At Tuesday’s council meeting, several homeowners poked holes in the new ordinance up for a first reading.
Carlsbad council's plan is to identify and standardize the more than 400 short-term vacation rentals already illegally operating in the community.
They hope the views, natural spaces, peace and quiet that drew residents to buy in the city will be the same trappings that lure tourists each year.
It would be better to control such commerce then have rentals operate underground, Carlsbad Mayor Matt Hail said.
San Diego Police Officer Mark Bua disagreed: “I can tell you first hand it is virtually impossible to enforce limits on the number of occupants and parking.”
Under the proposed ordinance, enforcement would be complaint driven. Policing rowdy vacation rentals would fall on the shoulders of residents.
Homeowner Tracy Teregis told NBC she wonders if it is wise to pit neighbor against neighbor.
Teregis and husband Greg have been fighting with their neighbor over the rental next door for a year.

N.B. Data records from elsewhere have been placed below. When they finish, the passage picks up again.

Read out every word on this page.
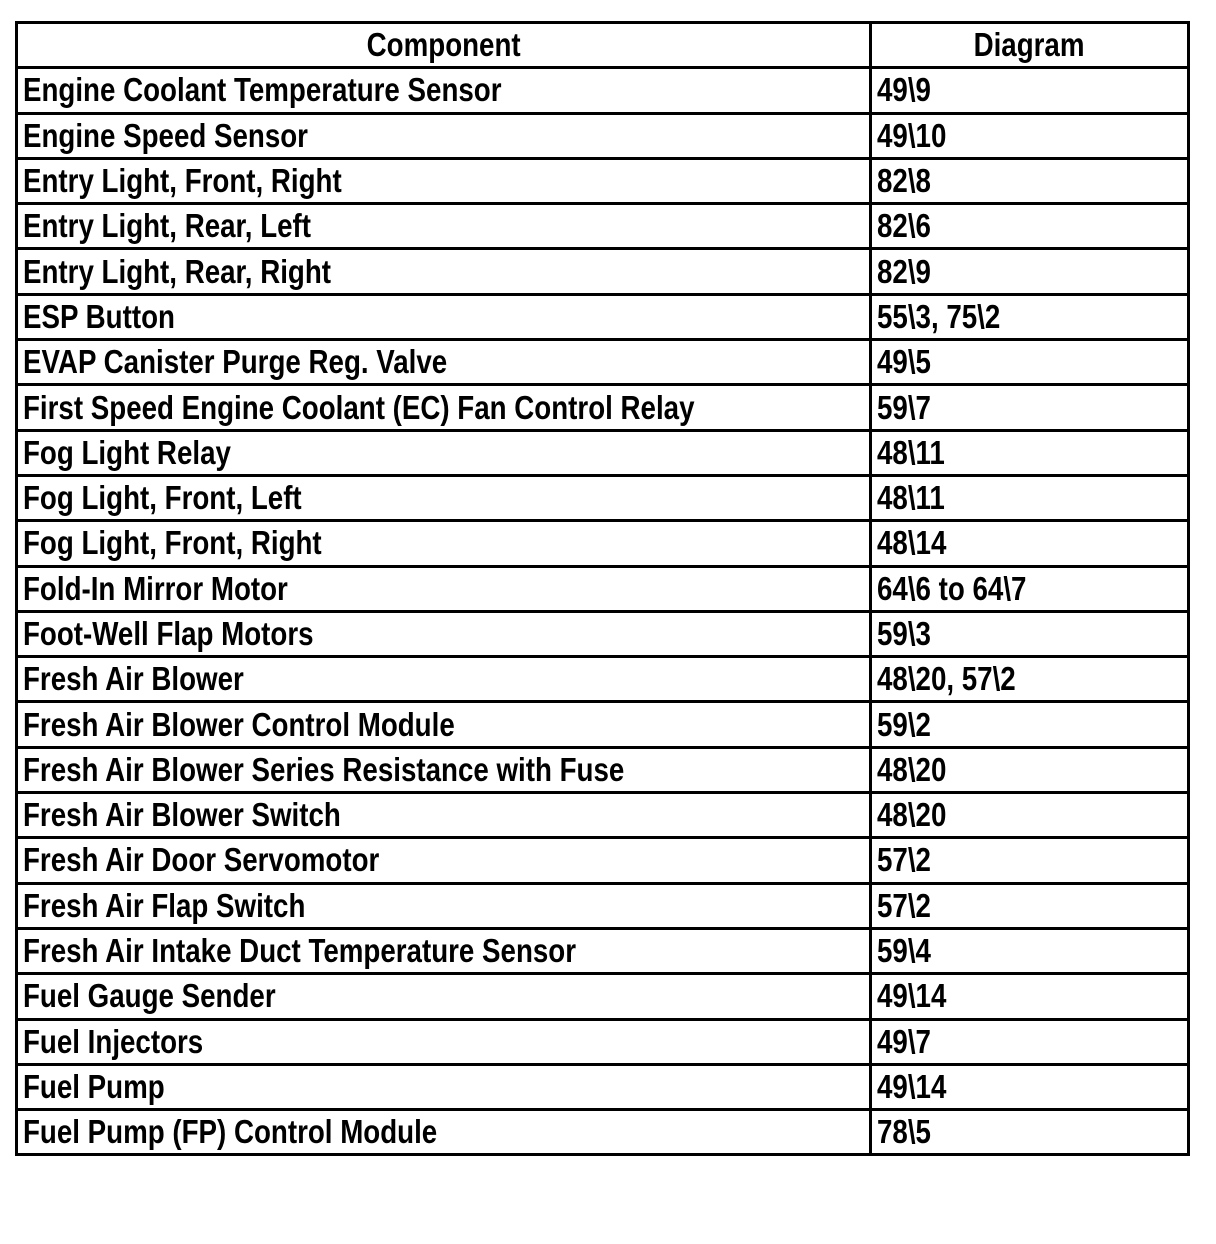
Component	Diagram
Engine Coolant Temperature Sensor	49\9
Engine Speed Sensor	49\10
Entry Light, Front, Right	82\8
Entry Light, Rear, Left	82\6
Entry Light, Rear, Right	82\9
ESP Button	55\3, 75\2
EVAP Canister Purge Reg. Valve	49\5
First Speed Engine Coolant (EC) Fan Control Relay	59\7
Fog Light Relay	48\11
Fog Light, Front, Left	48\11
Fog Light, Front, Right	48\14
Fold-In Mirror Motor	64\6 to 64\7
Foot-Well Flap Motors	59\3
Fresh Air Blower	48\20, 57\2
Fresh Air Blower Control Module	59\2
Fresh Air Blower Series Resistance with Fuse	48\20
Fresh Air Blower Switch	48\20
Fresh Air Door Servomotor	57\2
Fresh Air Flap Switch	57\2
Fresh Air Intake Duct Temperature Sensor	59\4
Fuel Gauge Sender	49\14
Fuel Injectors	49\7
Fuel Pump	49\14
Fuel Pump (FP) Control Module	78\5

They live outside the coastal community and in a residentially zoned neighborhood.
“What gives them the right to disturb peaceful safe neighborhoods? Where are my rights as a homeowner?” Greg said.

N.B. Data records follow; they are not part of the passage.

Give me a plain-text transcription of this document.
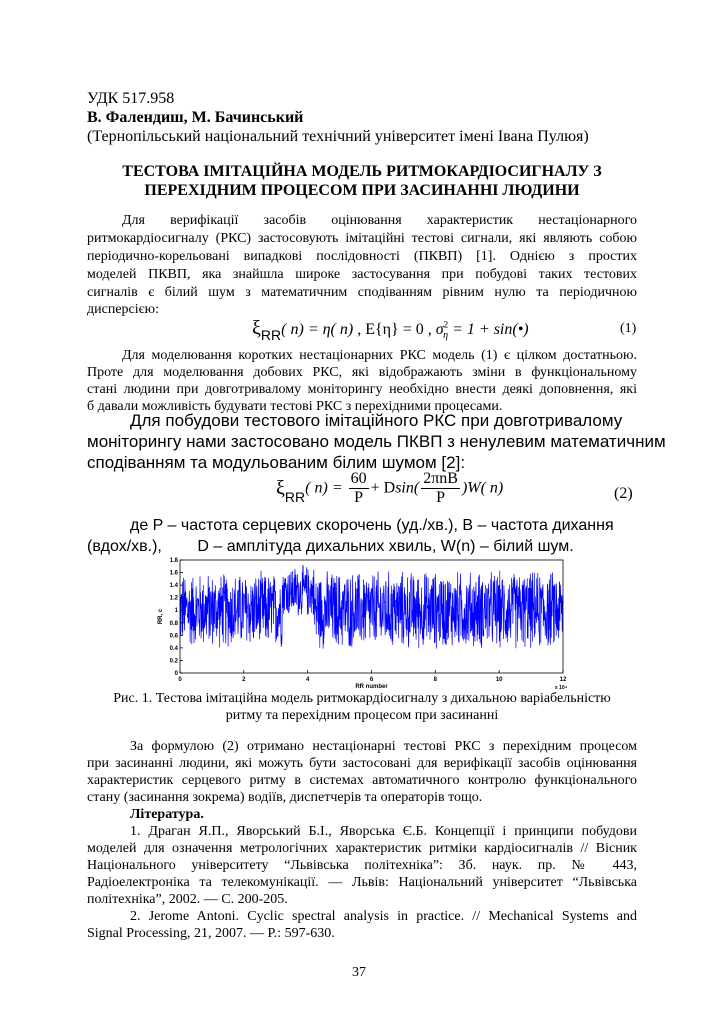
УДК 517.958
В. Фалендиш, М. Бачинський
(Тернопільський національний технічний університет імені Івана Пулюя)
ТЕСТОВА ІМІТАЦІЙНА МОДЕЛЬ РИТМОКАРДІОСИГНАЛУ З
ПЕРЕХІДНИМ ПРОЦЕСОМ ПРИ ЗАСИНАННІ ЛЮДИНИ
Для верифікації засобів оцінювання характеристик нестаціонарного
ритмокардіосигналу (РКС) застосовують імітаційні тестові сигнали, які являють собою
періодично-корельовані випадкові послідовності (ПКВП) [1]. Однією з простих
моделей ПКВП, яка знайшла широке застосування при побудові таких тестових
сигналів є білий шум з математичним сподіванням рівним нулю та періодичною
дисперсією:
ξRR( n) = η( n) , E{η} = 0 , $\sigma^2_\eta = 1$ + sin(•)	(1)
Для моделювання коротких нестаціонарних РКС модель (1) є цілком достатньою.
Проте для моделювання добових РКС, які відображають зміни в функціональному
стані людини при довготривалому моніторингу необхідно внести деякі доповнення, які
б давали можливість будувати тестові РКС з перехідними процесами.
Для побудови тестового імітаційного РКС при довготривалому
моніторингу нами застосовано модель ПКВП з ненулевим математичним
сподіванням та модульованим білим шумом [2]:
ξRR( $n) = \frac{60}{P} + Dsin( \frac{\text{2πnB}}{P} )W$( n)	(2)
де P – частота серцевих скорочень (уд./хв.), B – частота дихання
(вдох/хв.),        D – амплітуда дихальних хвиль, W(n) – білий шум.
0	2	4	6	8	10	12
0
0.2
0.4
0.6
0.8
1
1.2
1.4
1.6
1.8
RR number	x 10⁴
RR, c
Рис. 1. Тестова імітаційна модель ритмокардіосигналу з дихальною варіабельністю
ритму та перехідним процесом при засинанні
За формулою (2) отримано нестаціонарні тестові РКС з перехідним процесом
при засинанні людини, які можуть бути застосовані для верифікації засобів оцінювання
характеристик серцевого ритму в системах автоматичного контролю функціонального
стану (засинання зокрема) водіїв, диспетчерів та операторів тощо.
Література.
1. Драган Я.П., Яворський Б.І., Яворська Є.Б. Концепції і принципи побудови
моделей для означення метрологічних характеристик ритміки кардіосигналів // Вісник
Національного університету “Львівська політехніка”: Зб. наук. пр. № 443,
Радіоелектроніка та телекомунікації. — Львів: Національний університет “Львівська
політехніка”, 2002. — С. 200-205.
2. Jerome Antoni. Cyclic spectral analysis in practice. // Mechanical Systems and
Signal Processing, 21, 2007. — P.: 597-630.
37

The city council members were moved to change the proposed ordinance to prohibit rentals
east of Interstate 5 -- a win for residents.

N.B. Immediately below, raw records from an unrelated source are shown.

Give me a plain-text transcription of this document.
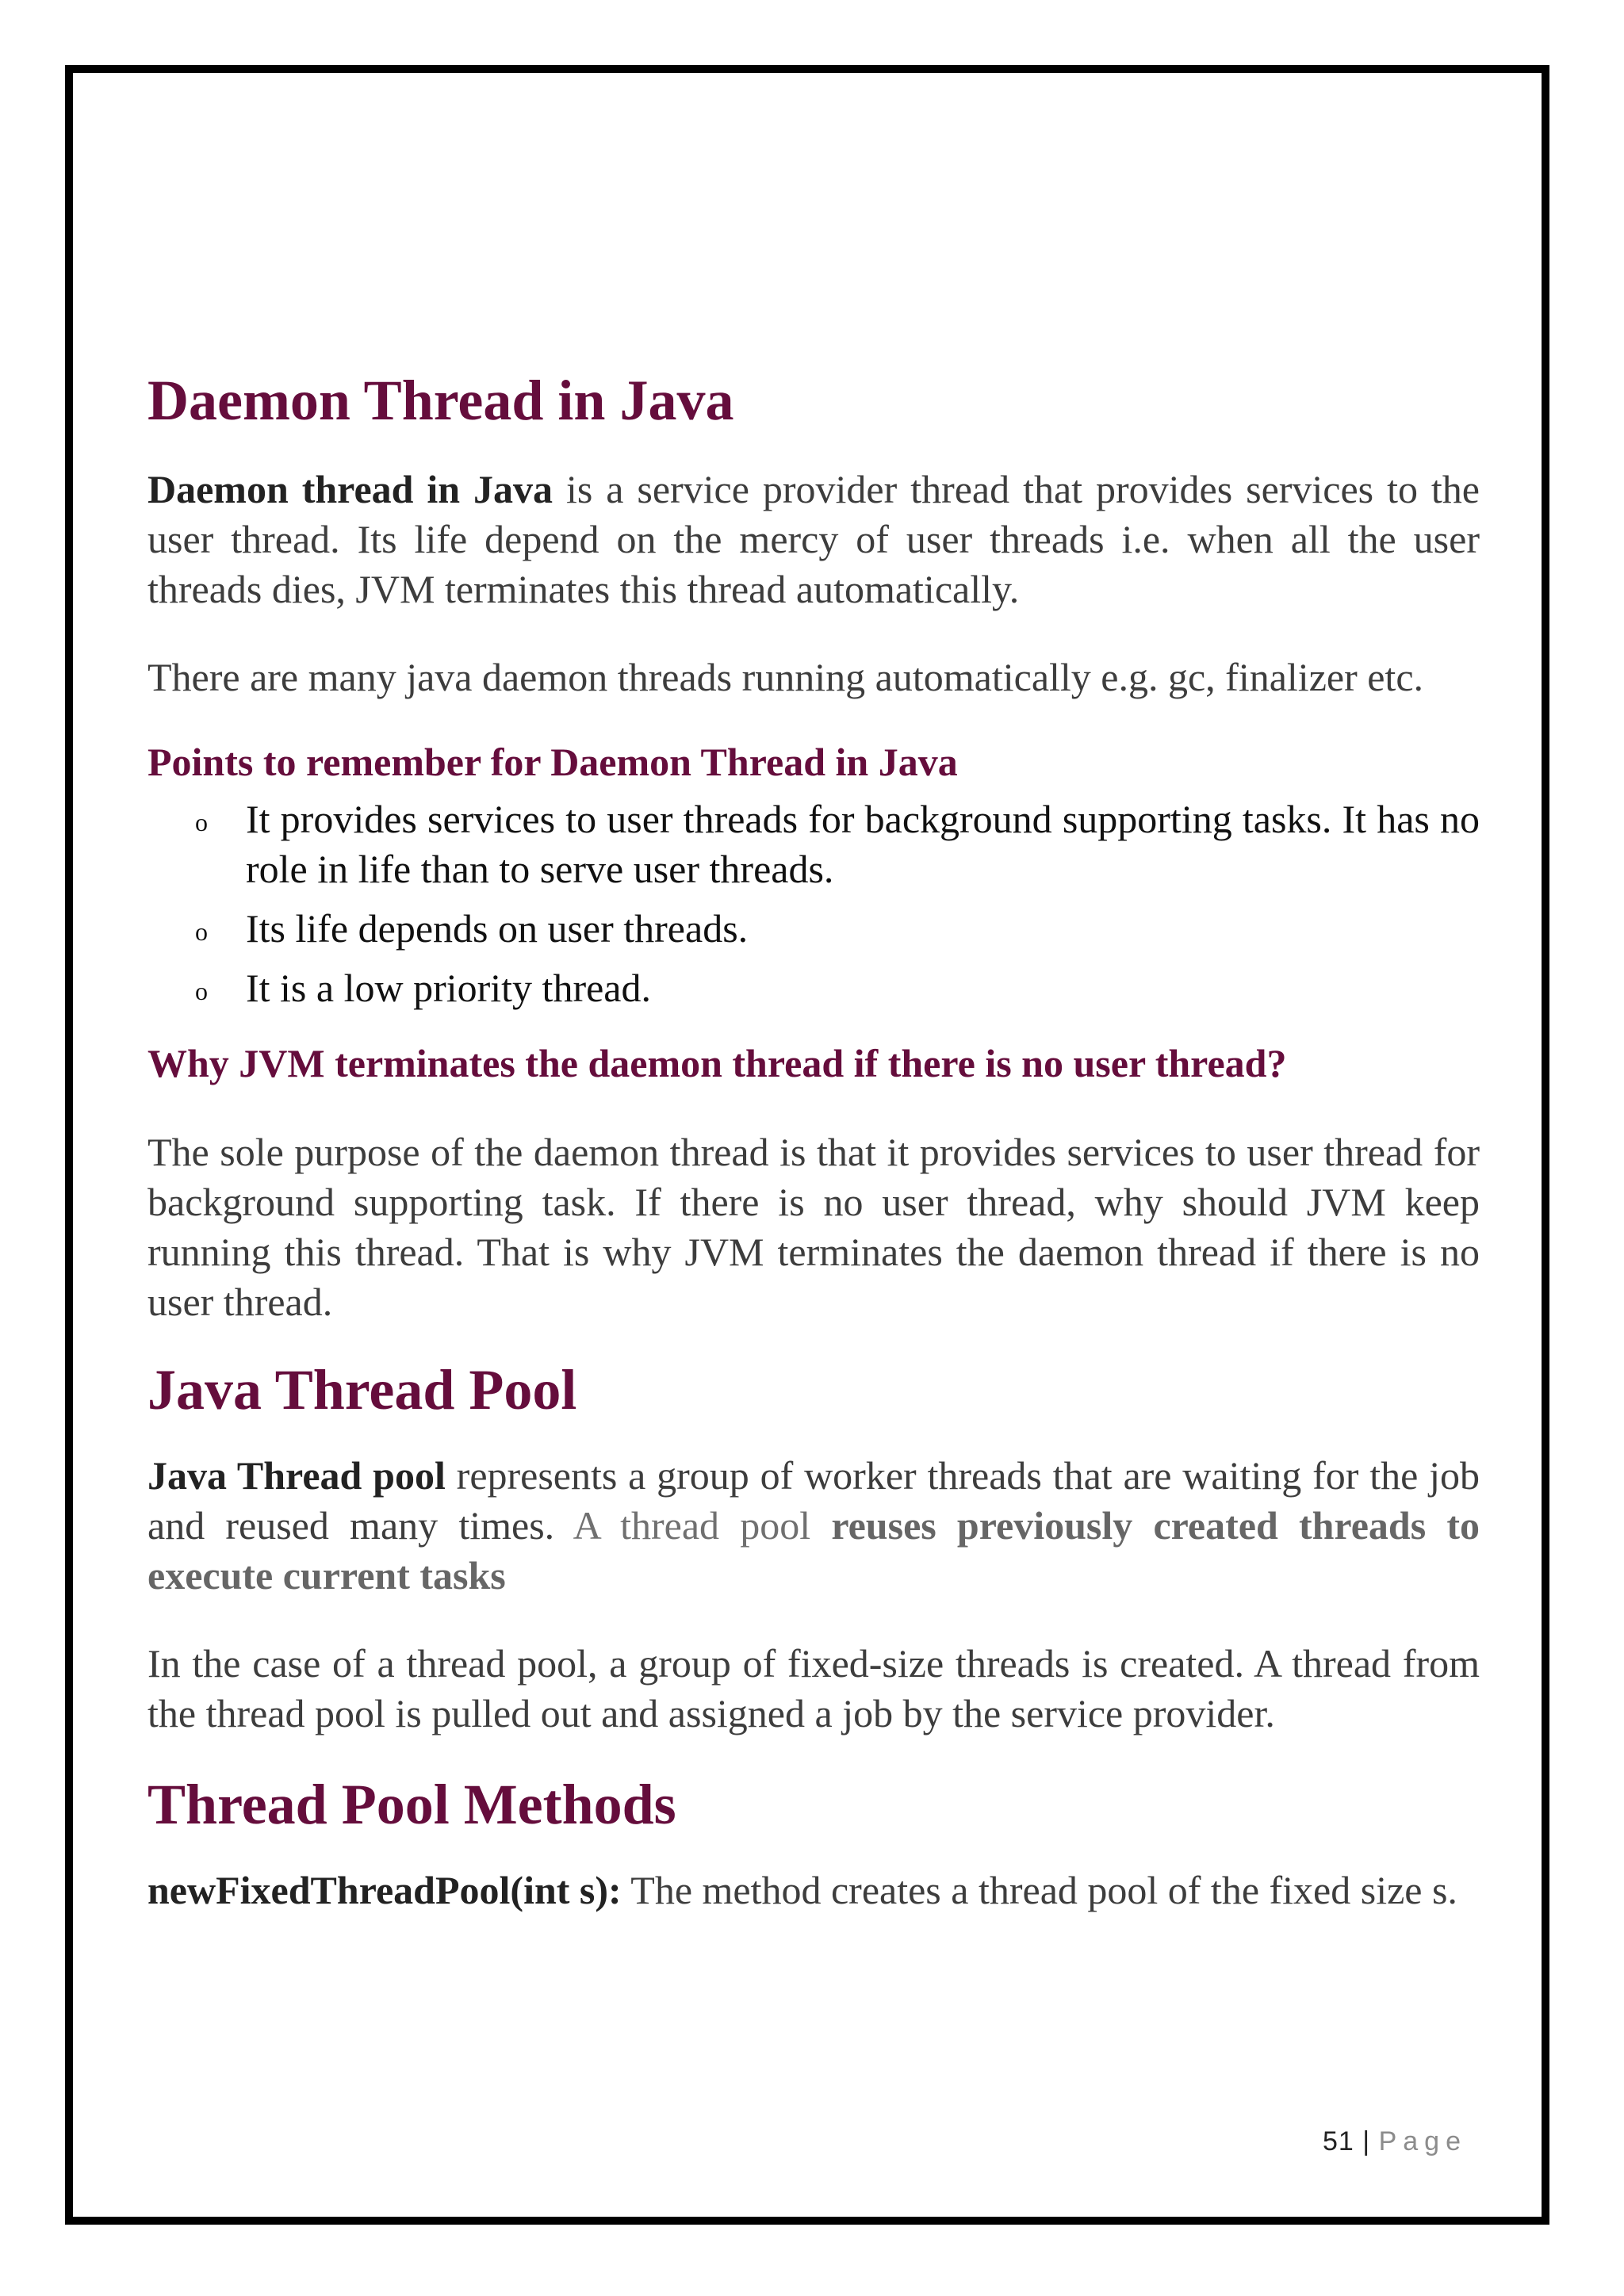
Daemon Thread in Java

Daemon thread in Java is a service provider thread that provides services to the user thread. Its life depend on the mercy of user threads i.e. when all the user threads dies, JVM terminates this thread automatically.

There are many java daemon threads running automatically e.g. gc, finalizer etc.

Points to remember for Daemon Thread in Java
o It provides services to user threads for background supporting tasks. It has no role in life than to serve user threads.
o Its life depends on user threads.
o It is a low priority thread.
Why JVM terminates the daemon thread if there is no user thread?

The sole purpose of the daemon thread is that it provides services to user thread for background supporting task. If there is no user thread, why should JVM keep running this thread. That is why JVM terminates the daemon thread if there is no user thread.

Java Thread Pool

Java Thread pool represents a group of worker threads that are waiting for the job and reused many times. A thread pool reuses previously created threads to execute current tasks

In the case of a thread pool, a group of fixed-size threads is created. A thread from the thread pool is pulled out and assigned a job by the service provider.

Thread Pool Methods

newFixedThreadPool(int s): The method creates a thread pool of the fixed size s.

51 | Page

Visitors still have some 6,000 hotel rooms and time shares to choose from.
“I recognize Carlsbad needs a thriving commerce to thrive itself but not in our family neighborhoods,” homeowner Dick Miller said.
The modified proposal will be up for a vote of the full council next month. If approved, it will take effect 30 days later.
As for vacation rentals illegally operating outside the coastal area, it is considered a code violation punishable by fines and possibly criminal charges.